Il filosofo francese Jacques Derrida una volta ebbe a dire che è difficile pensare al nuovo quando ciò dipende dall’evento di altri, Oggi gli altri siamo noi, non solo chi ha la tessera di SEL o simpatizza, e da noi dipenderà il nuovo, siamo noi i costruttori dell’evento, non attendiamo di definirlo di risulta rispetto alle scelte di altri o di un ipotetico alleato di governo. Per questo un approccio alla politica fondato sui diritti, come base di una nuova società ed un nuovo protagonismo politico, comporta delle scelte non solo in termini di obiettivi e principi, ma anche di procedure. Ricordo un bel documento di ACT! nel quale si propone di partire dal basso, accanto agli oppressi, in direzione della sinistra. Ecco credo che questo suggerimenti sia assai valido e dovremmo praticarlo e proporlo a chi oggi naviga nell’arcipelago ancora un pò indefinito di quella che sarà la sinistra futura. Rovesciamo anche noi la piramide, apriamo porte e finestre, lasciamoci dietro una volta per tutte esitazioni e timori. Valorizziamo e diamo spazio a menti fresche, alle nuove generazioni. Mettiamoci tutti in cammino, a “piedi scalzi”, con generosità, spirito di autentica collaborazione. Proviamo cioè a praticare le caratteristiche di quello che vorremmo sia il mondo nel quale vivere bene e con dignità. Un mondo capace di futuro, che guarda appunto alle nuove generazioni.

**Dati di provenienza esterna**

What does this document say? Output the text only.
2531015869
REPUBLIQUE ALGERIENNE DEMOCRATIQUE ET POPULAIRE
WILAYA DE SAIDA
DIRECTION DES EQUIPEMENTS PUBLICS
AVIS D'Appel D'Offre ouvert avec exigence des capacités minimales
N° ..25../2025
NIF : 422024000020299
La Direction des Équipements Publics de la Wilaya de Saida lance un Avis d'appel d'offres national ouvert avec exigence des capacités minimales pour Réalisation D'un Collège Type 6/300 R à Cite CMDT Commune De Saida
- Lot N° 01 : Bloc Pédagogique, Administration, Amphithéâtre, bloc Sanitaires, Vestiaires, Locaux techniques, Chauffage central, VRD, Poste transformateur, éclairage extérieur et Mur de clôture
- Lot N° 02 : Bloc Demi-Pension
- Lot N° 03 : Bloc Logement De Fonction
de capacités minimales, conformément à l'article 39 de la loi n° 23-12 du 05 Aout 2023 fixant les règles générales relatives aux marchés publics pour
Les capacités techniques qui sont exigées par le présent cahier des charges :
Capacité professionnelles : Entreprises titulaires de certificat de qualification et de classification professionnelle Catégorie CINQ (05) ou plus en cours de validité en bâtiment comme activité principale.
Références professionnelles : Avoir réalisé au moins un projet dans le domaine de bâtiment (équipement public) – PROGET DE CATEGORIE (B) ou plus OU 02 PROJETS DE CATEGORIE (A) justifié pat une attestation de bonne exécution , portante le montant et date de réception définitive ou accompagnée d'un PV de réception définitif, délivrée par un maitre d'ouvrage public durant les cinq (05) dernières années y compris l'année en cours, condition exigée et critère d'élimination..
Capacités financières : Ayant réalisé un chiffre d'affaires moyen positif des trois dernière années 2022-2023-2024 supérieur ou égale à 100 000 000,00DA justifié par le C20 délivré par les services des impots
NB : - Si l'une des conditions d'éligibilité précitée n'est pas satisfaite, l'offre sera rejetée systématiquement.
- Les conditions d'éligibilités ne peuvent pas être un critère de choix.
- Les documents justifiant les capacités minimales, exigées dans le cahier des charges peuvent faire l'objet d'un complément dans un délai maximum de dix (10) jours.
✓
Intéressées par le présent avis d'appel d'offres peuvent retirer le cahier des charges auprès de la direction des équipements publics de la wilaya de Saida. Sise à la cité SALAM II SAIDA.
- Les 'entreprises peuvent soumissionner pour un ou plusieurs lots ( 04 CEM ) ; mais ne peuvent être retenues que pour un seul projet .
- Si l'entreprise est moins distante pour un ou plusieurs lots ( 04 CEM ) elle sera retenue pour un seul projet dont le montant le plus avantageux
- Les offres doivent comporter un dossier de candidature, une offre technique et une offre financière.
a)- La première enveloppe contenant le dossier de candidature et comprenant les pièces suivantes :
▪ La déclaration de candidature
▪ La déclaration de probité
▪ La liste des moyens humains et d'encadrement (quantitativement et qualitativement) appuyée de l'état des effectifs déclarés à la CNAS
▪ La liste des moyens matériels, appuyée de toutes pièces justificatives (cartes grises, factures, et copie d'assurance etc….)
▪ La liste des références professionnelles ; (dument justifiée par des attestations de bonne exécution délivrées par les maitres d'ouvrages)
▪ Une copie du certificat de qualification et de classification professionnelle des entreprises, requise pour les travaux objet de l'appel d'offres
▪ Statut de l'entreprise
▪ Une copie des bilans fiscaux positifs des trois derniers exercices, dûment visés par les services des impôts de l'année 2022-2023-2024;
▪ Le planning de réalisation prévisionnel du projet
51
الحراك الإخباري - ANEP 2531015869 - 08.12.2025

La scelta di aprire gli organismi dirigenti di SEL agli esterni ed indipendenti va in parte in questa direzione, come è giusta la scelta di essere nella società che soffre, dalla resistenza agli sfratti, al soccorso ai migranti, accanto a chi resiste contro lo scempio dell’estrazione petrolifera, accanto ai lavoratori e lavoratrici della scuola. Proprio per questo oggi è necessario uno sforzo ulteriore, grande, autentico, evitando ennesime alchimie interne tra chi appartiene ad una corrente, o gruppo di riferimento o all’altro. Che si apra la discussione a tutto campo, si assicuri partecipazione, informazione e coinvolgimento diretto di ognuno ed ognuna, che siano loro, e noi tutti, la classe dirigente diffusa in questa fase assai delicata ma che ha con sé i prodromi di un sogno possibile.